Van Kurt Marti las ik eens de opmerking: 'een graf is veel dieper, dan dat de doodgraver het graaft, want niets is definitiever dan de dood. Maar het diepste graf is dat, waar de dood zélf werd begraven, toen de Christus hem overwon' . Wie dat overweegt, zal zich niet kunnen vinden in de gewoonte, die steeds meer wordt aangewend, om 'de kist niet meer te laten zakken'.
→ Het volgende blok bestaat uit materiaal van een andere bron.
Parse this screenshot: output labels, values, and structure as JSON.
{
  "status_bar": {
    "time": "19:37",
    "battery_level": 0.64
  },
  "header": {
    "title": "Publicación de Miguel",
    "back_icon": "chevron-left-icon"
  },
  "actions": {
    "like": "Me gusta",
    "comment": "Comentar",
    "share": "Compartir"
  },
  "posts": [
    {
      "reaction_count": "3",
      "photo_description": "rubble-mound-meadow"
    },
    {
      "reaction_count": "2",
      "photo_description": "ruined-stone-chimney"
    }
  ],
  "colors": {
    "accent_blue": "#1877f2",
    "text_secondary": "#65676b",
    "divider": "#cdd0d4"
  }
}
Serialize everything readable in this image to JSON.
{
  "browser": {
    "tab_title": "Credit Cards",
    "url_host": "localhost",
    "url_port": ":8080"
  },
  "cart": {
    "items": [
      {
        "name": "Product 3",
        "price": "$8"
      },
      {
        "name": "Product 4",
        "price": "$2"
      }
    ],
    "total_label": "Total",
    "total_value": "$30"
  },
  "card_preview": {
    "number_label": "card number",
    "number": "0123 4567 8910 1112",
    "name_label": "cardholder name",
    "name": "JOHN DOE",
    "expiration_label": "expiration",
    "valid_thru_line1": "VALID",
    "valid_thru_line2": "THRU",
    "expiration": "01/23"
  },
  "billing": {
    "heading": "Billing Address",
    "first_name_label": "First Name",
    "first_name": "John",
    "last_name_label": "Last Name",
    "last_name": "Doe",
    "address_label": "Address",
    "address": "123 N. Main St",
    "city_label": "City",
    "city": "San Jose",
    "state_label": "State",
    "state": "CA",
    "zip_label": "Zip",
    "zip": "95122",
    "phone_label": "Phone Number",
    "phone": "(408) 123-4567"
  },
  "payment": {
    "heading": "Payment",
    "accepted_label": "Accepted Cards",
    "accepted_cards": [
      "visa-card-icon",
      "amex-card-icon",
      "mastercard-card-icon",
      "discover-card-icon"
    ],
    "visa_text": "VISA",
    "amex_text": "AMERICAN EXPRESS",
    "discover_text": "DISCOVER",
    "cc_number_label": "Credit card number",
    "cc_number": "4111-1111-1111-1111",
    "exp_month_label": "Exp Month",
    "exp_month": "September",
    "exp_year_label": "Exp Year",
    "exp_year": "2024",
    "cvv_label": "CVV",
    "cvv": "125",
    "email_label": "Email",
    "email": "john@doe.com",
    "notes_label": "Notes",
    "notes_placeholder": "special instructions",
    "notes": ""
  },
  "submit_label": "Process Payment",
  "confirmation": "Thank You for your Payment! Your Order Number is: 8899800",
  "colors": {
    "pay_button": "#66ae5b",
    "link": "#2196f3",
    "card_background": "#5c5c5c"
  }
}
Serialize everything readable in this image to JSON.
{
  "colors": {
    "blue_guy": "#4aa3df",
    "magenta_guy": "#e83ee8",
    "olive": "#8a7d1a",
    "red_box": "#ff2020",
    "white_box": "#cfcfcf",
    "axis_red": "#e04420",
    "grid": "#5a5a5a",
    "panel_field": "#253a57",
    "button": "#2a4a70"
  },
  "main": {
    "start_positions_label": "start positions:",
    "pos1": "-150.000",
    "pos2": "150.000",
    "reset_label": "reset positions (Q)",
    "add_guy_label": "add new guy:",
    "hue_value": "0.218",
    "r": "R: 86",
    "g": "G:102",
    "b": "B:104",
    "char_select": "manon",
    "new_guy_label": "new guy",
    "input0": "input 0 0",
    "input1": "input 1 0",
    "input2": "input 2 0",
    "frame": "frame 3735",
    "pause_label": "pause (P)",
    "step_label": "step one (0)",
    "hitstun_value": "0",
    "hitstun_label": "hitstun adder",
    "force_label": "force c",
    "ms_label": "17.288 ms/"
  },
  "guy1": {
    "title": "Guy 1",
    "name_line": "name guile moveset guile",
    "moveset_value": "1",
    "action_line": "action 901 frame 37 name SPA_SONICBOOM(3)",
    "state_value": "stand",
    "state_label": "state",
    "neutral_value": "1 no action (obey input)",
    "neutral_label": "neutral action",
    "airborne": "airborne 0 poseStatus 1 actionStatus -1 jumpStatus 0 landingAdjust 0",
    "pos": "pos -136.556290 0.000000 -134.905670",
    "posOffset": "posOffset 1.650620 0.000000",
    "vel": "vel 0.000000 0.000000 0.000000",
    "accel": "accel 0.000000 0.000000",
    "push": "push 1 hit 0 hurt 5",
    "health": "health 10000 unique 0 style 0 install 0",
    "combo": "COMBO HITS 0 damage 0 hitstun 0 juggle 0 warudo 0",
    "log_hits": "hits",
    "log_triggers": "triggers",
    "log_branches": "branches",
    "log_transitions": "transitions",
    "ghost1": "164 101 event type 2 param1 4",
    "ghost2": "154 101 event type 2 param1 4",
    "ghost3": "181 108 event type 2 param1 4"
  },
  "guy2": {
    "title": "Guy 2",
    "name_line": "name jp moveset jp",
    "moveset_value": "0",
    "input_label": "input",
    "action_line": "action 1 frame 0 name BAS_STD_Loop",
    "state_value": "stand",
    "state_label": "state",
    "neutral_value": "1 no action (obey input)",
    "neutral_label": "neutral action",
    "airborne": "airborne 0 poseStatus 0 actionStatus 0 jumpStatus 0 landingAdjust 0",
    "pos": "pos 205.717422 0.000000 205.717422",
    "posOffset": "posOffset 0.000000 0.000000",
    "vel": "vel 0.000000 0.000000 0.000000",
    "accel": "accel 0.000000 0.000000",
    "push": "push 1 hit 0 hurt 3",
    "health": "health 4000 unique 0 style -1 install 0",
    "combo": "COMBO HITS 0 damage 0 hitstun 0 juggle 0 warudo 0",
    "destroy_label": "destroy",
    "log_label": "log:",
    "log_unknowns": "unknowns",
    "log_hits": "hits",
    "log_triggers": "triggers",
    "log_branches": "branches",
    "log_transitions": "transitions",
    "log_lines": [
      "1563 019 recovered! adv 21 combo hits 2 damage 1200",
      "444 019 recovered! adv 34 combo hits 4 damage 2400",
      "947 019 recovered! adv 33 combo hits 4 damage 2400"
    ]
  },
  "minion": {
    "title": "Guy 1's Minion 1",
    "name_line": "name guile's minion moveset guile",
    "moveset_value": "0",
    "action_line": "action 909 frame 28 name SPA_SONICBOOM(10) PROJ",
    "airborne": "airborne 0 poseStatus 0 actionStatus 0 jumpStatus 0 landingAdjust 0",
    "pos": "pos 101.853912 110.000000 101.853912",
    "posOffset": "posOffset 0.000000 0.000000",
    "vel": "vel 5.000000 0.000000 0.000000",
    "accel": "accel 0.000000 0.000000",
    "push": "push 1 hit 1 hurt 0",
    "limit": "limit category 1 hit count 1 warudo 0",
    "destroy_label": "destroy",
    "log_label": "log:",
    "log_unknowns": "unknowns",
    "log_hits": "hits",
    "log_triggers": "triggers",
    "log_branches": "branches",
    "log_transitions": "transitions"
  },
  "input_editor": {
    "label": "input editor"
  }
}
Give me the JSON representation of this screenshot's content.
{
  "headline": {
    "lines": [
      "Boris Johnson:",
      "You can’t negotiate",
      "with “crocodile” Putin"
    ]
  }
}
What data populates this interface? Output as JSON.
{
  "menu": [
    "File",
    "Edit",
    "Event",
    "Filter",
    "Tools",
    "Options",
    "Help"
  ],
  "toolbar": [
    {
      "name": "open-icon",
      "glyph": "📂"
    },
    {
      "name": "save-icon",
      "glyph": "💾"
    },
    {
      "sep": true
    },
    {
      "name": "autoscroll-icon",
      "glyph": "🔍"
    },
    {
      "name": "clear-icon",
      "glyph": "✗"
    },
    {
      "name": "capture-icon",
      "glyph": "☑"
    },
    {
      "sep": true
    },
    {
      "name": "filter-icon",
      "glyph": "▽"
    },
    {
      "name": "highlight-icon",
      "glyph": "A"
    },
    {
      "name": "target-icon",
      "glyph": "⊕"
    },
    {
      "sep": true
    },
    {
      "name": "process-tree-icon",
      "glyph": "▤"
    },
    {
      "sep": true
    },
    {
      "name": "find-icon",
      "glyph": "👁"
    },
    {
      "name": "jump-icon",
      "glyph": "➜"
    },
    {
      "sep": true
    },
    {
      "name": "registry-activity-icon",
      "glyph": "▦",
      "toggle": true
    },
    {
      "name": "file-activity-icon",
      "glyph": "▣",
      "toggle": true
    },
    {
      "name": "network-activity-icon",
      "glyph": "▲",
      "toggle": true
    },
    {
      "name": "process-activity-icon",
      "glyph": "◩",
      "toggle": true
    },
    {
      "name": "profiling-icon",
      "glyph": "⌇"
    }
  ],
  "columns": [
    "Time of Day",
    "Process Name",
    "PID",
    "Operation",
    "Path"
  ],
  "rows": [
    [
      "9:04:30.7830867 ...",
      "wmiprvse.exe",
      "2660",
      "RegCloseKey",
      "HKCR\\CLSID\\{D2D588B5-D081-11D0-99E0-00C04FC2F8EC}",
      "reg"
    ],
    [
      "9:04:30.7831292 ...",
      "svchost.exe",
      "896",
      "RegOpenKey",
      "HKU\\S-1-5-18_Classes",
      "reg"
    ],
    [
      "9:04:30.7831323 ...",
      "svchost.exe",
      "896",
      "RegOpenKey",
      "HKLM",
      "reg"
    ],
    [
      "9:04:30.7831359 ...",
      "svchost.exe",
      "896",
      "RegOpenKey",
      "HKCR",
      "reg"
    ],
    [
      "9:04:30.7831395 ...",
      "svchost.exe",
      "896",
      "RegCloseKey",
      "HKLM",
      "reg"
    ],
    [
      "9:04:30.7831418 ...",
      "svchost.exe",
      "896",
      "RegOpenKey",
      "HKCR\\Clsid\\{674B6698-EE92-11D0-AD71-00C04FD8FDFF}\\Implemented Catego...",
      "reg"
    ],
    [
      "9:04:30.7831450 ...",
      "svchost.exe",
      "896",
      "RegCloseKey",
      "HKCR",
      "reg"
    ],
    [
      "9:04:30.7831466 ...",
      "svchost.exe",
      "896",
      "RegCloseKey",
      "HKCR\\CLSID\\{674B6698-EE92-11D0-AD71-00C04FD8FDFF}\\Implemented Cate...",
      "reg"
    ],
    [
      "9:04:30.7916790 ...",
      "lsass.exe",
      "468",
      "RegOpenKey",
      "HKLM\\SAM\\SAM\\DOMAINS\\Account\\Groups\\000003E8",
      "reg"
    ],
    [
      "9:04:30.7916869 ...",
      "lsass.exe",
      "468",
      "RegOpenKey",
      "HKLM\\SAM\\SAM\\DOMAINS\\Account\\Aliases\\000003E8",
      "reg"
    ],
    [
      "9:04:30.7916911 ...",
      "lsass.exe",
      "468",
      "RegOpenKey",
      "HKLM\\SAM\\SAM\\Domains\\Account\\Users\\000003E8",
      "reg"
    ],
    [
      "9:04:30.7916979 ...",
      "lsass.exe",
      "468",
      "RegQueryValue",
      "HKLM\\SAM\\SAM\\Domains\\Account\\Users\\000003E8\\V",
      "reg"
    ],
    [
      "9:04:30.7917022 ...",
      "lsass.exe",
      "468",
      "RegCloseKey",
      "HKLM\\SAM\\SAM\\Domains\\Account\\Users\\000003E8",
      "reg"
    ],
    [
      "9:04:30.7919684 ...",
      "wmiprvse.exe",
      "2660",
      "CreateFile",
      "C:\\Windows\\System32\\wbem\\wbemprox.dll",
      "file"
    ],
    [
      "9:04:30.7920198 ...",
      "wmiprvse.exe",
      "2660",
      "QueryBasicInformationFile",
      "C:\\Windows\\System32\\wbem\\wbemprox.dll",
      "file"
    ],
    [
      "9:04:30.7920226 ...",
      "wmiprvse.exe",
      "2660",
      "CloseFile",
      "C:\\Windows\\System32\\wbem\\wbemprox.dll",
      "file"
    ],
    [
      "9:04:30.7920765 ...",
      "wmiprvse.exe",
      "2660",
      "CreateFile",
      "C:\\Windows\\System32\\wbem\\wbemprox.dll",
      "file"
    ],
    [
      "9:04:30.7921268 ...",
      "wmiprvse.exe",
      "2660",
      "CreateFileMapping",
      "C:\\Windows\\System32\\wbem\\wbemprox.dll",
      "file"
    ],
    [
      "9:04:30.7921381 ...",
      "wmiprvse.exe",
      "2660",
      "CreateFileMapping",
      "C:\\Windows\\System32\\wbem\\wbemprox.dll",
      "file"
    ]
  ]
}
Dat gebeurt steeds vaker, en als je naar vraagt, dan krijg je ten aantwoord 'dat graf is zo diep'. Toch heb ik altijd een onaf gevoel, als we de begraafplaats verlaten, en de kist staat nog boven aarde. Eigenlijk kun je dat geen 'ter aarde bestelling' noemen, en ook (naar de letterlijke zin) geen begrafenis. Hoe moeilijk ook, ik denk dat het toch goed is (en psychiaters bevestigen dat) om ook het moeilijkste moment van een begrafenis - het dalen van de kist - niet uit de weg te gaan. Inderdaad, de dood heeft een bittere kant, óók voor een kind van God. Maar, vanuit het geloof is er toch het geweldige perspectief van 1 Thess. 5 : 1-10, dat door ds. A. F. Troost in zijn bundel 'bedelen om licht' zo prachtig is verwoord.

De dag, die straks komt is de dag van de Heer',
het licht, dat de nacht zal verdrijven.
De doden ontmoeten de levenden weer
en niemand hoeft achter te blijven.
Die dag komt, als niemand de morgen verwacht,
de dag van de Heer', als een dief in de nacht.

Een ieder, die zegt dat er vrede zal zijn
die gaat straks voor altijd verloren,
wanneer onverwacht, als een kind uit de pijn,
het licht van de dag wordt geboren.
Want die lacht en die vloekt en die spot
ontvlucht dan de toorn en het oordeel van God.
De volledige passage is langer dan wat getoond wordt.